Both Eva's and Ruth's sections are clouded by unanswered questions, blurred motives, and suspect memories. What appears at first as straightforward narrative is frequently undermined by later revelations, shifting emotional interpretation, or by new evidence that reframes old events. The manuscript at the novel's core is itself both confession and performance—written for Ruth, but crafted with the spy's caution and need to control the story.

Foreshadowing and Symbolic Paranoia

Small details signal larger dangers

Boyd's text is laced with details that serve as warnings or portents: Sally's wheelchair, her obsession with the woods and safe houses, the persistent references to being "whisked away." These symbolic acts not only foreshadow narrative turns but reflect the long-term psychological cost of war and betrayal. The recurrence of these motifs blurs the divide between irrational fear and genuine, ongoing danger.

The Tautology of Betrayal

Suspecting all, trusting none, self-fulfilling prophecy

The characters are repeatedly warned never to trust anyone—and this aphorism becomes both thematic and plot engine. Relationships that might offer solace or partnership are perverted by suspicion and secrecy. The expectation of betrayal both causes and justifies betrayals, propelling the cycle of violence and exposure that defines both the spy world and the psychological worlds of the main characters.
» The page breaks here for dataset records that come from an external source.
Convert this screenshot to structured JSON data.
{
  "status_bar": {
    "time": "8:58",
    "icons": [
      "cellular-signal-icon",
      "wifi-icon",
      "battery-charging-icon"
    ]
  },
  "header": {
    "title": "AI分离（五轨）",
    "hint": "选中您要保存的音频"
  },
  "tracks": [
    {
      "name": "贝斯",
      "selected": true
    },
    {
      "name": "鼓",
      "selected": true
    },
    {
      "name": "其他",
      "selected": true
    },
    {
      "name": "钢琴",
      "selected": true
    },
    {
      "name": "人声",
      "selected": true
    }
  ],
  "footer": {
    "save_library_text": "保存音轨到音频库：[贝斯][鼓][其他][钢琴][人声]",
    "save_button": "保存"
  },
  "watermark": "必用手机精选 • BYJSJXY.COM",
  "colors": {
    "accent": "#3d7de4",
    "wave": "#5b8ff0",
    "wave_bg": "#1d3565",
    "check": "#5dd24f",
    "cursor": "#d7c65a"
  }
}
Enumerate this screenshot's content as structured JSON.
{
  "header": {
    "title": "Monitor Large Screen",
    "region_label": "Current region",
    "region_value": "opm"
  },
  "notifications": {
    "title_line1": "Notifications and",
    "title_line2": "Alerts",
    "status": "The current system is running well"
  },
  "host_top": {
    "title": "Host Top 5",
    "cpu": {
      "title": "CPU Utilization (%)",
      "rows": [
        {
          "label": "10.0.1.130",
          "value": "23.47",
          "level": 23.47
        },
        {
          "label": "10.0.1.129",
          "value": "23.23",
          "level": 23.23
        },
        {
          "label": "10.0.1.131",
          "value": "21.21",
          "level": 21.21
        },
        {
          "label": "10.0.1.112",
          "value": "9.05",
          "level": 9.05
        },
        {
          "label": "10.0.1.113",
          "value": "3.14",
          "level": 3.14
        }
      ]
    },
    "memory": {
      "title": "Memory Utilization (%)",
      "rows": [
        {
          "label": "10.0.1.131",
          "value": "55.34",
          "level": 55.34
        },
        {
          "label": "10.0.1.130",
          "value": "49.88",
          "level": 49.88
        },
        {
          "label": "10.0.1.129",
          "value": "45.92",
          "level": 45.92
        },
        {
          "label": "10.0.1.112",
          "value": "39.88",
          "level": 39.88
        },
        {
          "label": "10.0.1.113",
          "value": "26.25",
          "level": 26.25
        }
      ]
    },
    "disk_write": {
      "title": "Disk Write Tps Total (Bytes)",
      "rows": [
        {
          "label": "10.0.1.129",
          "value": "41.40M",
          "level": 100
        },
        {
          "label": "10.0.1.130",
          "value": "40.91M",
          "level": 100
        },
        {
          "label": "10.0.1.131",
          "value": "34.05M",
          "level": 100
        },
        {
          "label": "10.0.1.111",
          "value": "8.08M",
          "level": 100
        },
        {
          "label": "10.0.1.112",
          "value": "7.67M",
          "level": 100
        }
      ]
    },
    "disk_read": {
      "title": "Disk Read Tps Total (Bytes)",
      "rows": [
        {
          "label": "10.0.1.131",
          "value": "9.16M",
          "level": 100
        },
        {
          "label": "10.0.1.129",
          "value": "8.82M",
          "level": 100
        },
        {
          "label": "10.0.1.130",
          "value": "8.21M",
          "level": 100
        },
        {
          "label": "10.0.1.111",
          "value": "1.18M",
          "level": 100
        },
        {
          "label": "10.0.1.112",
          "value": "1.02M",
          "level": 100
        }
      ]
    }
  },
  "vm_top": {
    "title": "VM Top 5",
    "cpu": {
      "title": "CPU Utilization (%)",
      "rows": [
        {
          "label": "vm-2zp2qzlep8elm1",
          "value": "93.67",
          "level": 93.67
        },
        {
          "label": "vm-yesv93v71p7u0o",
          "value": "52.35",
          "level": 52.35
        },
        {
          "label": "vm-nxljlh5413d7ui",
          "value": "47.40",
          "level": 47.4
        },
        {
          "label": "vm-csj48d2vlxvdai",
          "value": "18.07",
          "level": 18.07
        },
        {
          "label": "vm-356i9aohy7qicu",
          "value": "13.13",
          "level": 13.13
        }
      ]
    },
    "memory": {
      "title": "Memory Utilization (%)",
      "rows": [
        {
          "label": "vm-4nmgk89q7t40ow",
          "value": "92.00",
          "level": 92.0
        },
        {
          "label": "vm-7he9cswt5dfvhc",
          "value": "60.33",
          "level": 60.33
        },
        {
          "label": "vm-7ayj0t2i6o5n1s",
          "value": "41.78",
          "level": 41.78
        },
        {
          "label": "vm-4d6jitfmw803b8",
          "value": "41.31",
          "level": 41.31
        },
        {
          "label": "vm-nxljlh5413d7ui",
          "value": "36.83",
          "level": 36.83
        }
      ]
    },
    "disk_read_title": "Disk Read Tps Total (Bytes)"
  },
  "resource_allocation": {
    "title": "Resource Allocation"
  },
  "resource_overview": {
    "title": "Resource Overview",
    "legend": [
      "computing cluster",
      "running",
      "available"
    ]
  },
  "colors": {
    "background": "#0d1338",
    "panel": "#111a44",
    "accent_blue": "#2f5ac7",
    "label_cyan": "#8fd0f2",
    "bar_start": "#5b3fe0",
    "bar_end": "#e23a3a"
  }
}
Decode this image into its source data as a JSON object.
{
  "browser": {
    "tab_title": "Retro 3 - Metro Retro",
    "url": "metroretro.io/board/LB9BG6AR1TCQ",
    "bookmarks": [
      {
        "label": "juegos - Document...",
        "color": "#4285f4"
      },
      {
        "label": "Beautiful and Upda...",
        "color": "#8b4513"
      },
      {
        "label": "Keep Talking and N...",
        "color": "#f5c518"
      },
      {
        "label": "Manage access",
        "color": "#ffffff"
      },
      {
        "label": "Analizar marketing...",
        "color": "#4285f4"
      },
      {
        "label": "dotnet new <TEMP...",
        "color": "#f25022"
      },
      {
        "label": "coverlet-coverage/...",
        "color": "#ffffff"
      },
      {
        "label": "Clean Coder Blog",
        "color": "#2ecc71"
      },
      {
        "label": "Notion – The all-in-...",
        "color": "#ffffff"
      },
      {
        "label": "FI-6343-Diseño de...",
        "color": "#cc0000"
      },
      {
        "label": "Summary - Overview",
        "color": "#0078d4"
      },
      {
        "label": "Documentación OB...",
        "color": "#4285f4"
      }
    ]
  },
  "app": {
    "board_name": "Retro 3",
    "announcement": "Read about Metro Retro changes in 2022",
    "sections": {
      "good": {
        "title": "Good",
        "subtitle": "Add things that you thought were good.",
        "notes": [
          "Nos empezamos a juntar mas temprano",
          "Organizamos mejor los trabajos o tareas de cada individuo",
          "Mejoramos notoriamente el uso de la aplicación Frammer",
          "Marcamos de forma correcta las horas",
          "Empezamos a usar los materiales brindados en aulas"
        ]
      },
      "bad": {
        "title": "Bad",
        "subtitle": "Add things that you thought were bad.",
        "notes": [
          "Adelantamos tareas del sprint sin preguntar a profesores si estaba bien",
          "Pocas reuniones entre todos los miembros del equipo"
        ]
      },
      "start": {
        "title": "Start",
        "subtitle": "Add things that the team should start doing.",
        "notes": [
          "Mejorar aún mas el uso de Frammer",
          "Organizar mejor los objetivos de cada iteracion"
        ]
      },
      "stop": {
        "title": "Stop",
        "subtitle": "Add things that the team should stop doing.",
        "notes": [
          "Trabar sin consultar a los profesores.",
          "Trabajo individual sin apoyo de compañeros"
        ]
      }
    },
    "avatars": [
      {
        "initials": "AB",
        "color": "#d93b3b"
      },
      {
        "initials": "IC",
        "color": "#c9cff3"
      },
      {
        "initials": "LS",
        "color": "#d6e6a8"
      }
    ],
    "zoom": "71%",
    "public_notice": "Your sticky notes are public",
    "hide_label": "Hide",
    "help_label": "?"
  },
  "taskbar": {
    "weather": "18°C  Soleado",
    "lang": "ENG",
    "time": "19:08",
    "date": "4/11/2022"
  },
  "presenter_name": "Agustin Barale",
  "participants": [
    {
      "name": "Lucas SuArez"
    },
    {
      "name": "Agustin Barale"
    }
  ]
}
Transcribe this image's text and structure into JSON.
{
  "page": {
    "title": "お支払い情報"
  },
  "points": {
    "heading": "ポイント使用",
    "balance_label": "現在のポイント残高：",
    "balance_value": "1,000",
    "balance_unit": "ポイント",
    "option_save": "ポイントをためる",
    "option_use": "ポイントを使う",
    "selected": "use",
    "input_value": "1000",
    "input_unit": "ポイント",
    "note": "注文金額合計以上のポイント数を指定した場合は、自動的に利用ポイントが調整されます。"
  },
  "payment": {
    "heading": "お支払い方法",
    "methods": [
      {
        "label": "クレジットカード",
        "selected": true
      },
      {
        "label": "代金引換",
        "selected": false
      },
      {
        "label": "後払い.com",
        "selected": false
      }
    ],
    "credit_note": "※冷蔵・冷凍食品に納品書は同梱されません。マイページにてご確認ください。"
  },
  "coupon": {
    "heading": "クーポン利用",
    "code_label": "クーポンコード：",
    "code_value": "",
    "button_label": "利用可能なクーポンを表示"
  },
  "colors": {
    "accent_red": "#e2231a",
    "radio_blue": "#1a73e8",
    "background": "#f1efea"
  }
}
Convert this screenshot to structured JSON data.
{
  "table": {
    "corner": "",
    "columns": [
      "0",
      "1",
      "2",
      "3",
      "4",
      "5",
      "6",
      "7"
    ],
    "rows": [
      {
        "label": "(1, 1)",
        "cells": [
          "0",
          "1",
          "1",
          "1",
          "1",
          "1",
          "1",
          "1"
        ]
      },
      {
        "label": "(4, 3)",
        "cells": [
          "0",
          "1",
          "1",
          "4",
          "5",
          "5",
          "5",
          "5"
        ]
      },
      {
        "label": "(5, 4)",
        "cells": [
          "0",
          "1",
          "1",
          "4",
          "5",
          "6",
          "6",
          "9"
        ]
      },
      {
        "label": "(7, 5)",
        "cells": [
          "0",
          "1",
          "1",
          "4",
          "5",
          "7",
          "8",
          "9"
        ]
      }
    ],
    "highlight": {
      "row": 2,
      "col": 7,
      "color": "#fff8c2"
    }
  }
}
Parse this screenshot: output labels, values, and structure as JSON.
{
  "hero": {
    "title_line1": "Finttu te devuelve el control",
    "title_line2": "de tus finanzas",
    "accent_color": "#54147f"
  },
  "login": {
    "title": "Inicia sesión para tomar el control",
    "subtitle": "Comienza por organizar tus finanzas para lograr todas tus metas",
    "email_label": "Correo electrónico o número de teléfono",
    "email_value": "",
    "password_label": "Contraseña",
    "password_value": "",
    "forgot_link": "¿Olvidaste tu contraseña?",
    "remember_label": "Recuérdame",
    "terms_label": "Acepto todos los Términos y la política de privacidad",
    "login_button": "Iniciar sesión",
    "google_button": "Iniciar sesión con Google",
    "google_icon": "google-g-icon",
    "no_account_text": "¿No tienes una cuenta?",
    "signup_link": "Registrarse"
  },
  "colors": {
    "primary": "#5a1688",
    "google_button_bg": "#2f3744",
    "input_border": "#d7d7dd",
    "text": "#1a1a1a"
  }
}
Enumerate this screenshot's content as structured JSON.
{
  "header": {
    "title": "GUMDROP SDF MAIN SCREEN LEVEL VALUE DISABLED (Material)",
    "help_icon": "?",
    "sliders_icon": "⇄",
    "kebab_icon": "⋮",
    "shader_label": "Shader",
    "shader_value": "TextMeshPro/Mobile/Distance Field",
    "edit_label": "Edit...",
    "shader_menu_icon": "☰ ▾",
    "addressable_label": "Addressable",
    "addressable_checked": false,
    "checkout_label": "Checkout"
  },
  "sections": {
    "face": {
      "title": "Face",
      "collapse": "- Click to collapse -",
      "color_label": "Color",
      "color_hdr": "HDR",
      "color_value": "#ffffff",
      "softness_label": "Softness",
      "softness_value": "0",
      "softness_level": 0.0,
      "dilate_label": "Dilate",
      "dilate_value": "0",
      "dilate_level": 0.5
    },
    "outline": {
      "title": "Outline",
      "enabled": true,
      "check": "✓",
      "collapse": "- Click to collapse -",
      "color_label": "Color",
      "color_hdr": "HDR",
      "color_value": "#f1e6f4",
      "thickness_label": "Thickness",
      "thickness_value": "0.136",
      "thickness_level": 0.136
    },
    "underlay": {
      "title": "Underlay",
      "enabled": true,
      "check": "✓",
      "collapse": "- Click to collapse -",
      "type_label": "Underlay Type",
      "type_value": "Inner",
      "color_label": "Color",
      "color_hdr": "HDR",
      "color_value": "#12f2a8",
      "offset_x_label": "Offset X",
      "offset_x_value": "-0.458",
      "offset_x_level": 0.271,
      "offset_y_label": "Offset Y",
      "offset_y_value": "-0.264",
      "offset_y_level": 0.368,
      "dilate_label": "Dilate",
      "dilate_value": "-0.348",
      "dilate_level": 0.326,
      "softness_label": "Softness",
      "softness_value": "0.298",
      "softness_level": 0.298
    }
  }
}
Metafictional Devices and the Power of Storytelling

Manuscripts, confessions, and retellings shape reality

The act of storytelling—Eva's secret history, Ruth's rediscovery, Thoms's analysis—structures agency, emotion, and even survival. The power to write, conceal, and reveal mirrors the spy's power to create or destroy identities. Boyd's use of documents and the retelling of events recursively underscores the slipperiness of truth and the necessity (and peril) of making sense of the past.

About the Author

William Boyd was born on 7th March 1952 in Accra, Ghana, of Scottish descent, spending his formative years in Africa. Educated at Gordonstoun School, Nice University, Glasgow University, and Oxford, he earned a PhD on Shelley. After lecturing at Oxford's St Hilda's College, he chose writing over academia. Named one of Granta's 20 Best Young British Novelists in 1983, Boyd became a Fellow of the Royal Society of Literature that same year and was appointed CBE in 2005. He and his wife Susan, whom he met at Glasgow University, divide their time between London and their château in Bergerac, France.